Anyway, the sigmoidoscopy went fine, and I received the report right away – severe ulcerative colitis – I knew that much – but it had spread farther up my colon. I scanned the report, sent it to my gastro doc, who responded right away and said we need to meet immediately. But again we had the insurance issues. He told me that for these consultations, paying privately only costs around $25. I have no idea how that works. I went to the hospital in Haifa, where his offices are, found the gastro department and was told I needed to wait an hour to see the doc. Not thrilled, but what can you do. I had multiple legal appointments later in the day at my office, an hour and a half away. I sat around, twiddling my thumbs, and after an hour asked the clerk about the appointment. She then said, go down the hall and wait outside his office. When I got there, someone was already seeing him, and others were waiting to see him. I was confused as to why I was told to wait in the first place. I explained, in my rudimentary Hebrew, to the others sitting there, that my appointment was scheduled an hour earlier. After waiting another 20 minutes, I went in to see my doc. He asked where was my registration slip (at least he speaks in English). I said the clerk didn’t give me one. He said he couldn’t do anything without it, so I needed to go back and register. Why this didn’t happen in the beginning (as no one told me it was necessary) is part of the phenomenon of Israeli service or lack thereof.

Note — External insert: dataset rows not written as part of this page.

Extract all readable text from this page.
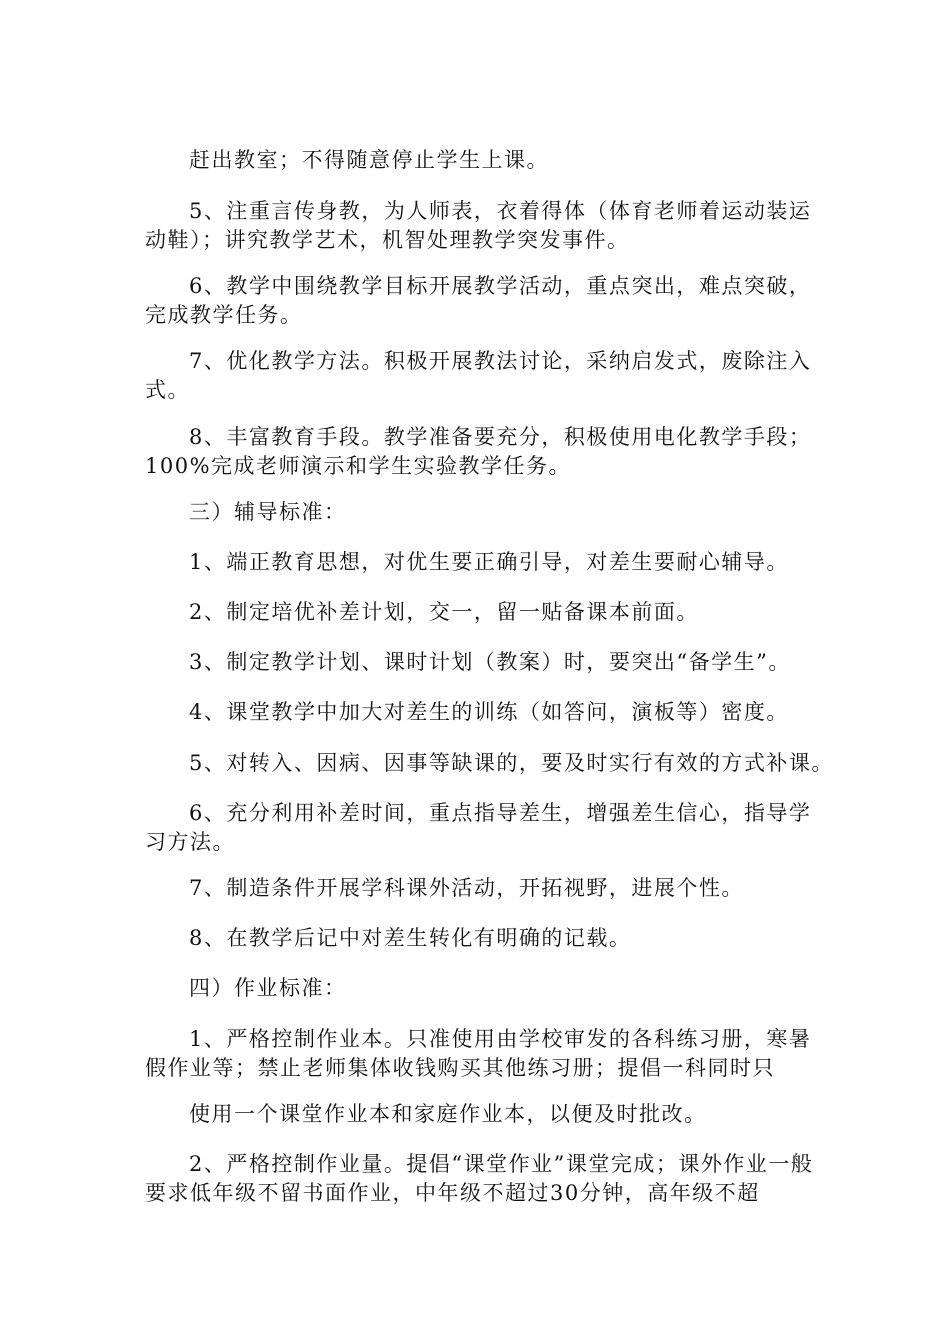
赶出教室；不得随意停止学生上课。

5、注重言传身教，为人师表，衣着得体（体育老师着运动装运动鞋）；讲究教学艺术，机智处理教学突发事件。

6、教学中围绕教学目标开展教学活动，重点突出，难点突破，完成教学任务。

7、优化教学方法。积极开展教法讨论，采纳启发式，废除注入式。

8、丰富教育手段。教学准备要充分，积极使用电化教学手段；100%完成老师演示和学生实验教学任务。

三）辅导标准：

1、端正教育思想，对优生要正确引导，对差生要耐心辅导。

2、制定培优补差计划，交一，留一贴备课本前面。

3、制定教学计划、课时计划（教案）时，要突出“备学生”。

4、课堂教学中加大对差生的训练（如答问，演板等）密度。

5、对转入、因病、因事等缺课的，要及时实行有效的方式补课。

6、充分利用补差时间，重点指导差生，增强差生信心，指导学习方法。

7、制造条件开展学科课外活动，开拓视野，进展个性。

8、在教学后记中对差生转化有明确的记载。

四）作业标准：

1、严格控制作业本。只准使用由学校审发的各科练习册，寒暑假作业等；禁止老师集体收钱购买其他练习册；提倡一科同时只

使用一个课堂作业本和家庭作业本，以便及时批改。

2、严格控制作业量。提倡“课堂作业”课堂完成；课外作业一般要求低年级不留书面作业，中年级不超过30分钟，高年级不超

I returned to the clerk and asked for the registration. She spoke no English and didn’t seem happy with my Hebrew. Who knows, maybe I accidentally said she was ugly. Anyway, she handed me the registration and said I must pay the $25. No problem, but when I handed her the money, she said no; rather, I must go somewhere else in the massive hospital and pay it. Whatever. I went back to the doctor and now waited another half hour because he had grabbed the next guy in the interim. When I finally saw him he basically said my previous treatments were not working, and he wanted to start me on immuno-suppressant therapy. Since colitis is an auto-immune disease, it means my immune system is attacking my colon for no reason. (Sounds like colitis originated in Iran). So, I get to start these immune-suppressant treatments this week, meaning that now I will be more susceptible to infections because my immune system will be compromised. To top it off, I have the privilege of taking these meds for the rest of my life.

He ordered another barrage of tests, of course, to be administered in various hospitals around the country, including one on Mars. Also, I had to bring in poop samples (it keeps getting better and better), and who knows where they go – maybe Iran. He also requested I see him in another month, meaning I had to visit again with Nurse Ratchet to get an appointment. When I got to her station, her window was closed, but she was sitting next to another “friendly” woman, who refused to help me, and indicated Nurse Ratchet had to give me the appointment. Of course, this is all in Hebrew, which makes me worried, because I don’t want to accidentally schedule a kidney transplant.  Nurse Ratchet apparently overheard the conversation, and suddenly handed over a new order – presumably the next appointment and not the kidney transplant. I again asked about where to make the payment. She blurted out the answer in some foreign language, which I figured meant down one floor. I went down one floor, which was the lobby, and left. Never did find the place to pay. I’m not sure what will happen when I return next month, but if the guards at the entrance look Iranian, I’m outta there.